Moderator welcomes civil partnerships

THE Moderator of the General Assembly of the Church of Scotland has said civil partnerships should be available for heterosexual as well as gay couples.

Professor Iain Torrance claimed such a move would allow people to have "greater faithfulness and greater structures in their lives".

But the Moderator said his views were not intended to be an attack on the sacrament of marriage.

Speaking at the annual St Andrew’s Tide lunch in London yesterday, Prof Torrance said: "If here we see a mechanism which will enable people who lead very mobile lives to have greater faithfulness and greater structures in their lives - who are we to condemn it?

"I do not believe it’s talking about, as is sometimes said, gay marriages. What it is talking about is a justice matter and to do with civil partnerships."

Civil partnerships would give same-sex couples the same legal rights as married couples.

The government included a Civil Partnerships Bill in the Queen’s Speech last week.

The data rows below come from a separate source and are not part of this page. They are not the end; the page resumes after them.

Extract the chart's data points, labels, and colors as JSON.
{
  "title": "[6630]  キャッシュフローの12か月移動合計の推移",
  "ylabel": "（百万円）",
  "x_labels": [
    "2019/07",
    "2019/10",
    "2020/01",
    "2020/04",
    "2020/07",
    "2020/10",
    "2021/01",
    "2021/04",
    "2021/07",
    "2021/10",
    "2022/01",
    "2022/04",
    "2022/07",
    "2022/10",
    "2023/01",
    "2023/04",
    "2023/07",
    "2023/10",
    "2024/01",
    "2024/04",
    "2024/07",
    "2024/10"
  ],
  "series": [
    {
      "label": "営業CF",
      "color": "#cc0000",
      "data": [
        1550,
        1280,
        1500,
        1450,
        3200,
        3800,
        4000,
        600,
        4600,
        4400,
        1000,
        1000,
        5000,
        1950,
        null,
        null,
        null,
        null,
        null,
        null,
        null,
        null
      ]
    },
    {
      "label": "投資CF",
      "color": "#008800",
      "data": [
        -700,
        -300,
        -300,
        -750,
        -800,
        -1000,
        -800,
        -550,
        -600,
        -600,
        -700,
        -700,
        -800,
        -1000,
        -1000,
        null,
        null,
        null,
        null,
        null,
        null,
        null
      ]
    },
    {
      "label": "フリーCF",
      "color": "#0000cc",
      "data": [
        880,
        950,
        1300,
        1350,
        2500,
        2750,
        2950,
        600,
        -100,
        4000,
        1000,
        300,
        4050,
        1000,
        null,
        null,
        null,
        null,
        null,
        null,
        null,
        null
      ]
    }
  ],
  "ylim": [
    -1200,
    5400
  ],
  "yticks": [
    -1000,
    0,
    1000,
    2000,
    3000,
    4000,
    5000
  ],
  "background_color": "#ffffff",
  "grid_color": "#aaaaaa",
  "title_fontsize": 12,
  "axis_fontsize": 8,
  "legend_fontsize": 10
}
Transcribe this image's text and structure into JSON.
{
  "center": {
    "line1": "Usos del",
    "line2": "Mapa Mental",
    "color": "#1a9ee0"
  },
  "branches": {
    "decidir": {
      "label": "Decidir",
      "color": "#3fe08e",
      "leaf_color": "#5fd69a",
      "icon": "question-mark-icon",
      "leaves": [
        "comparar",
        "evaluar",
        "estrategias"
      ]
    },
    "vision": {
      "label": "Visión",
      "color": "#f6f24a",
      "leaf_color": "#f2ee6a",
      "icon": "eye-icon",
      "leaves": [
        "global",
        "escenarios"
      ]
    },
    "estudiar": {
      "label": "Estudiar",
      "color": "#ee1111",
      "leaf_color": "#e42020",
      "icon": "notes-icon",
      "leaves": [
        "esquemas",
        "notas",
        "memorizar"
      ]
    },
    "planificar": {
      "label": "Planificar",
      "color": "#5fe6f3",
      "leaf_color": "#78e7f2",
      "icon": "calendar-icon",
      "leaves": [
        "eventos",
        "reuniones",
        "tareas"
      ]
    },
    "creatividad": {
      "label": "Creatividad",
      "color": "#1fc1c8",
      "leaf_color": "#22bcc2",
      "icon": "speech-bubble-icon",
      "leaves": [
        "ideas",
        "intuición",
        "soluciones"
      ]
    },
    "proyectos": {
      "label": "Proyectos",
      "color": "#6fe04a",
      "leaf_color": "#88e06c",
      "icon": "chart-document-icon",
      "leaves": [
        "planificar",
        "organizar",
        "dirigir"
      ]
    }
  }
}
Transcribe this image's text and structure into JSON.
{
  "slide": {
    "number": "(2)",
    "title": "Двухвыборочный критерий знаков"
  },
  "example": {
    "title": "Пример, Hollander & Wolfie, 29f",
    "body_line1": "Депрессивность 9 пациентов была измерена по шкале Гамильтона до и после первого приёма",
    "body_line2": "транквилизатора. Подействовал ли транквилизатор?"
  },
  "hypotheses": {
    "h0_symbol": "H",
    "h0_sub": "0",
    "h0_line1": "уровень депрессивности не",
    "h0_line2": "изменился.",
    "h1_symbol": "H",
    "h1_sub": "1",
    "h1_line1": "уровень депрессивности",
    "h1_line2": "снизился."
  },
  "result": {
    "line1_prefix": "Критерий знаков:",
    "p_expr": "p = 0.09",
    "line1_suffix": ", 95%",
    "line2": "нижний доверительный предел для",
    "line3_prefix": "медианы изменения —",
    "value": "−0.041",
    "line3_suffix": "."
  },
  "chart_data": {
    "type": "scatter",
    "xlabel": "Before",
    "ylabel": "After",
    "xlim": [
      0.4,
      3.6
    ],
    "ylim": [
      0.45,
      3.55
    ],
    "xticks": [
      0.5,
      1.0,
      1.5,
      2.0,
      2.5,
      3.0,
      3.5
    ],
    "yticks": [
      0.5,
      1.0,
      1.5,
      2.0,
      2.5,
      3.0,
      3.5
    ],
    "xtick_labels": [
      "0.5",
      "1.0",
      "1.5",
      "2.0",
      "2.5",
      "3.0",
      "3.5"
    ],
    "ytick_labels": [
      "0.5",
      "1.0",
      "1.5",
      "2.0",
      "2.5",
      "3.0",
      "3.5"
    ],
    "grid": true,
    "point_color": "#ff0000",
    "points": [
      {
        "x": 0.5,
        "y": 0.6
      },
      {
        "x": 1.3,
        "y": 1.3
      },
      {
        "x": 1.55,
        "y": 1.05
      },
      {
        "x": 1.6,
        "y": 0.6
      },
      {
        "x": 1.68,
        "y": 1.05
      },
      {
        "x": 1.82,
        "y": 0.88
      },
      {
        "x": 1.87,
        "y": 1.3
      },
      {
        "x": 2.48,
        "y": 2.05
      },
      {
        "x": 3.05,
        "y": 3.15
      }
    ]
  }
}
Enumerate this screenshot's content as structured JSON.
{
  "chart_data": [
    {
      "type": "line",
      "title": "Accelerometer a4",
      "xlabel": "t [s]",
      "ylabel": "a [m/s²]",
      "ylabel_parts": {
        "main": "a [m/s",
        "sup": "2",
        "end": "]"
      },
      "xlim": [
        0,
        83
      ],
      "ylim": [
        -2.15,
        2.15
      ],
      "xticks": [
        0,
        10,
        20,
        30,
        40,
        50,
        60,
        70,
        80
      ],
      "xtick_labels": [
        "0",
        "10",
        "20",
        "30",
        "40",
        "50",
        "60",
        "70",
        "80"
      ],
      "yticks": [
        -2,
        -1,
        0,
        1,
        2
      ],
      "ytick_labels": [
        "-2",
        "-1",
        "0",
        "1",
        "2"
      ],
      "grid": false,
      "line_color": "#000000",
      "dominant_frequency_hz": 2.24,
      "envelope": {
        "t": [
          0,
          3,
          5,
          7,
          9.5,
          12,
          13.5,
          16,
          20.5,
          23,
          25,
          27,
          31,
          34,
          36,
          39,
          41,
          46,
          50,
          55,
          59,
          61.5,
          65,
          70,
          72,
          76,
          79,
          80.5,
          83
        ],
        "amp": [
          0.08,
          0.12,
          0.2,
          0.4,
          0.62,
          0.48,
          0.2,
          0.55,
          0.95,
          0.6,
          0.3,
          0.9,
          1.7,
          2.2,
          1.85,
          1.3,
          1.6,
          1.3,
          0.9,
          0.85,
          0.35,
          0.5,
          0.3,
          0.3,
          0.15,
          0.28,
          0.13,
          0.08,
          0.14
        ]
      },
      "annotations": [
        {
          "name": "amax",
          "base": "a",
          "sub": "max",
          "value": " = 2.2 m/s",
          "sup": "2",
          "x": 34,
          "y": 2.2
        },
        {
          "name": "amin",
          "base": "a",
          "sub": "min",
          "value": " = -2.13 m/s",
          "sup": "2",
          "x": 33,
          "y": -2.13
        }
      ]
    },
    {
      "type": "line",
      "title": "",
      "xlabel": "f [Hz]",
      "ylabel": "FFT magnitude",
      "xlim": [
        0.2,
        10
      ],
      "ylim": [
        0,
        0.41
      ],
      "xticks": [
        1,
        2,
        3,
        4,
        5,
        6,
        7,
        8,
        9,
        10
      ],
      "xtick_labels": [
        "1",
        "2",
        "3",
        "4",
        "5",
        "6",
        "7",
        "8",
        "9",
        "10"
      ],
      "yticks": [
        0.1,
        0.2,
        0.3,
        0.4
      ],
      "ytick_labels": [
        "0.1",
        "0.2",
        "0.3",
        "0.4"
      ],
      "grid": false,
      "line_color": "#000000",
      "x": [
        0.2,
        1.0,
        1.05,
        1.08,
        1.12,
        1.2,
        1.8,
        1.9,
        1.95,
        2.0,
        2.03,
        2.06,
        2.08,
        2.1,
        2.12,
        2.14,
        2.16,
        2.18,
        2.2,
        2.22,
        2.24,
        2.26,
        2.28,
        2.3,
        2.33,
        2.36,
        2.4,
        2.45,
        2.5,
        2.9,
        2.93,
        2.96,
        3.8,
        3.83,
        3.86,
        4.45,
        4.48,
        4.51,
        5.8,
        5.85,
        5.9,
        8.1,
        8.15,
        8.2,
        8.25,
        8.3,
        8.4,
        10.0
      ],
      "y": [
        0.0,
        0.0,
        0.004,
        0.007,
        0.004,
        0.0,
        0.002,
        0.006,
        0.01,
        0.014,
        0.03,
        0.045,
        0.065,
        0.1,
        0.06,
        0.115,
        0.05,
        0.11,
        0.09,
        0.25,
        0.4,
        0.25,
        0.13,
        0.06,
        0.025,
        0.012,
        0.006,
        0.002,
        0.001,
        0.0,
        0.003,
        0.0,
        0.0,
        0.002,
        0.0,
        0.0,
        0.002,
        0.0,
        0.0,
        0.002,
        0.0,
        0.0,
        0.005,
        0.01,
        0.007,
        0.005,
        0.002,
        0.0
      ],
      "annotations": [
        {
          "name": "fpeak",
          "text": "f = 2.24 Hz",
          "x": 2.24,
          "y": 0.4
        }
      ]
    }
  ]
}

The Scottish Executive wants the new legislation to cover Scotland as well, and has opened a consultation exercise to gauge public opinion.

Last month, Hugh Henry, the deputy justice minister, denied that giving homosexual couples the same legal rights as married people would undermine marriage.

Religious groups have voiced fears that the plans would "lend status and credibility" to same-sex partnerships, and want the proposals scrapped.

But Mr Henry told a back-bench committee of MSPs the Executive was simply seeking to give homosexual couples the right to access tax and pension benefits which are currently restricted to married people.

He did rule out extending the civil partnership scheme to mixed-sex couples, on the grounds that that would undermine marriage.

"It would provide an alternative to marriage, and it’s not our intention to do that," Mr Henry told Holyrood’s Equal Opportunities Committee. "We believe that providing an alternative to marriage would have the same effect of undermining it. We have no intention of taking away the relevance and significance that marriage has for many people in our society."

Mr Henry said that with the Westminster government seeking to legislate on the matter in England and Wales, it made sense for Scotland to follow suit.

Mr Henry also ruled out the Scottish Parliament going it alone if the bill failed at Westminster. He said that since taxation and benefits were issues reserved to Westminster, any bill north of the border would lack the necessary powers.